Now, I don’t accept Gott’s argument: the reason is that unlike the building case, I think we know too much about humanity to use a perfectly uninformative prior. A human race with only 1000 members is way closer to extinction than one with 8 billion (some threats that would be existential for a 1000 member species would not be a threat at all to 8 billion people (as a whole)). This is kind of like the “memory” case above, which suggests an interesting way to analyze the Bayesian argument for a building
Think of the Berlin Wall or some other building as flipping a coin with fixed but unknown odds of coming up heads, every year; if the coin comes up heads the building is destroyed that year. If the building has existed for X years, that gives us some information about the odds of heads, which in turn gives us some idea of how much longer the building is likely to exist. If your initial estimate is low (because your initial estimate was made when the building was young, so your estimate of the yearly probability of collapse has a range that includes a fair chance of near-future destruction), and you come back later, you can update your estimate to reflect the new information, increasing your estimate of future lifespan. This is a good thing - you want new information to be able to change your mind in a sensible way.
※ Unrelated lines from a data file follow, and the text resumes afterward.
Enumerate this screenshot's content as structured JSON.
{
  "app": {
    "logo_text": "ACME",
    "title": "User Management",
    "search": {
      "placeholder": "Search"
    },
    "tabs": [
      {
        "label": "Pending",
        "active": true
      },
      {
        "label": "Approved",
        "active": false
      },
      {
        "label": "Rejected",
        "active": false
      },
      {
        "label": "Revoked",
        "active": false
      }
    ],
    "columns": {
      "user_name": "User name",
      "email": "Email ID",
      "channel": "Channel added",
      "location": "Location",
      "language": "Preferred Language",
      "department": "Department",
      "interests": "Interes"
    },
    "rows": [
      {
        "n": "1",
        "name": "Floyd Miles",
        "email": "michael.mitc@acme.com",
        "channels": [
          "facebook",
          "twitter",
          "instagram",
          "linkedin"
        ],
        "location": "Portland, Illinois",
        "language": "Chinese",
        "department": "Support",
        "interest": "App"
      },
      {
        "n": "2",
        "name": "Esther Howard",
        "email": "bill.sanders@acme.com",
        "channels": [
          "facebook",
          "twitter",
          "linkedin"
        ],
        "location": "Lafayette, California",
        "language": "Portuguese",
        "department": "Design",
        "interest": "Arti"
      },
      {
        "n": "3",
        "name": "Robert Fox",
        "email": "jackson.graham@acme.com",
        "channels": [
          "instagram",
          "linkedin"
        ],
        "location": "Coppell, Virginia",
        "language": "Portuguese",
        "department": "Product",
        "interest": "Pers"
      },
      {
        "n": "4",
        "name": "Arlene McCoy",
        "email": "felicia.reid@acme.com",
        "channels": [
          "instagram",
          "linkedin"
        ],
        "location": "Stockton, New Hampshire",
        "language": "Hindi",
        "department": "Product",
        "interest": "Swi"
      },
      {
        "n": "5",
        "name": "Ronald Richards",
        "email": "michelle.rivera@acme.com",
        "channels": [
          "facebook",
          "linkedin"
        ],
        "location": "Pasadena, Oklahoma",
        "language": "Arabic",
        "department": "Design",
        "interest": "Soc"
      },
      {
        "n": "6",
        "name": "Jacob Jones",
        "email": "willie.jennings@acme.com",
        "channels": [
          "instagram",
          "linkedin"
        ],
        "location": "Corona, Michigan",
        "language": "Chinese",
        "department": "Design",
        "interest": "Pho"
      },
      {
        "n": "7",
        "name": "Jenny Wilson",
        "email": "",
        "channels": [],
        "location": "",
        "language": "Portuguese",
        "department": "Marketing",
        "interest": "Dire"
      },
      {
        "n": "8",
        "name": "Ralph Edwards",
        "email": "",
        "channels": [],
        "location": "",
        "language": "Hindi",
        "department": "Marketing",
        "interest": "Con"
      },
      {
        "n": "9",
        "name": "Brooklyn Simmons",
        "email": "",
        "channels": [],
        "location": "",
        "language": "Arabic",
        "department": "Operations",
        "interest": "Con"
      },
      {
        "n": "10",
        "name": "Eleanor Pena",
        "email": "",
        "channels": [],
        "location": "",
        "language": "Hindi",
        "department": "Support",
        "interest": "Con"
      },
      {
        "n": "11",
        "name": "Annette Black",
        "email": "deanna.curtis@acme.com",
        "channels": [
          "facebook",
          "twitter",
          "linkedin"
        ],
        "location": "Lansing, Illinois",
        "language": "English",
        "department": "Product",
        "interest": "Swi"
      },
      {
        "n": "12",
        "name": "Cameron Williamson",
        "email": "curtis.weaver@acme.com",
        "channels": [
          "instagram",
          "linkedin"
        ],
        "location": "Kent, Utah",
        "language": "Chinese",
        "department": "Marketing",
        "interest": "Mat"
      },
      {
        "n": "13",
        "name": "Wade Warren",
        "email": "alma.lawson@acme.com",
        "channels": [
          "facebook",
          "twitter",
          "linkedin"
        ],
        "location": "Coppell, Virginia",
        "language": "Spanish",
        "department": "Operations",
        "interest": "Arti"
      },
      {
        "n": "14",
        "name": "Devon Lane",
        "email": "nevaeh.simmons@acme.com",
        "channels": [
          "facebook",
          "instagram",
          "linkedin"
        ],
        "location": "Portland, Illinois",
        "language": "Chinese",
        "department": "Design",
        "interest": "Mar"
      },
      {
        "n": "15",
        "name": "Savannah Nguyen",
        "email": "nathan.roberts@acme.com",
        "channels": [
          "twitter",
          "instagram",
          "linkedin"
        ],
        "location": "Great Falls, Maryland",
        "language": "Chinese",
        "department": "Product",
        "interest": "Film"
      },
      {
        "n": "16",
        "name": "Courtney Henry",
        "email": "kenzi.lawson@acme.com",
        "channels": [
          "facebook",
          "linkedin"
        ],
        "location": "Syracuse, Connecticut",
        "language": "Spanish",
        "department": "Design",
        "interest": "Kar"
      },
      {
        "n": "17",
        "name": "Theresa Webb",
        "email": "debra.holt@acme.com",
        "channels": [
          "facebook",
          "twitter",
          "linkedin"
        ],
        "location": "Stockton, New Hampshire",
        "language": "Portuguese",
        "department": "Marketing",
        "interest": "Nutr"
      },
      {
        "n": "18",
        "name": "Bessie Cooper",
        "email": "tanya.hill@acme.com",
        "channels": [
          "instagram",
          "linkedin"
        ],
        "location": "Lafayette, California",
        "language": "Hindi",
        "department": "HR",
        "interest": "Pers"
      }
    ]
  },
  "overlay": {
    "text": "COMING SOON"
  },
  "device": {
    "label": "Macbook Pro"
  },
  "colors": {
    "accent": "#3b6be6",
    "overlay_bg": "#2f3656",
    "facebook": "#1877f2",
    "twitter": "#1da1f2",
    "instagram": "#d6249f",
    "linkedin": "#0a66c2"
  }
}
I didn’t specify the Beatles. I didn’t even expect it to work, I just tried it and was surprised how well it works.
Well sure. And a 25% it will be less than 20 years, which intuitively is very likely. But “Stones as a band” isn’t a great basis for defining this kind of inference. You could eliminate the upper bound with better information. Or could you? The Stones have had a lot of lineup changes in their history. This could continue. It’s hard to think they’ll go on without Mick Jagger for instance, but they’ve gone on longer than they have any reason to. Maybe they go on changing composition forever. It’s not likely but it’s a possibility, one that decreases over time.
Of course, absolutely. If you have more complete information, why not choose the approach that exploits it? Nobody’s saying Bayesian inference is always the best tool, or that it provides certainty. It provides what it provides. When all you have is a little knowledge about the priors and sequence, a vague but rigorously determined forecast is a big improvement on nothing. That’s all we’re saying here.
I’m agreeing with you. I’m saying that people who are having trouble with the concept are applying it to situations where there is better information, and therefore the formula seems ‘stupid’. The whole point though, is that it is useful If there is no better information.
So bringing up examples of things we know well is bound to run into the argument that the formula doesn’t work well because knowing what we do there are better ways to determine the potential lifespan of something.
Oh ok. I’m not used to that.
In this thread we’ve had a lot of people imagining backtests with failed trials and saying “see, it doesn’t work” so I’m vigilant to anything that sounds like that. You don’t lose a coin toss and then say “I guess probability is bullshit since this trial didn’t yield my choice.” A 50% chance is exactly a 50% chance. A distribution is a distribution. I’m repeating this for others, I know you already know.
By way of agreement I guess:
There are all sorts of problems where the temptation is to throw up your hands and say, “I don’t even know how to begin to answer that question.” The odds that humanity will perish, given that we survive an additional 10 or 20 years is one of them. I make this a conditional probability, since we can say something about the international environment over the next few years. But 10 or 20 years? Not so much, at least before the Universal Emperor gives us access to Seldon’s dataset. That said, as I argued above even in this context I think you can improve on the baseline, though it would require a lot of additional work.
The formula is quick. The iron triangle of data consists of three descriptors: they are fast, cheap, and accurate. You get to choose 2. The formula is fast and cheap, with wide error.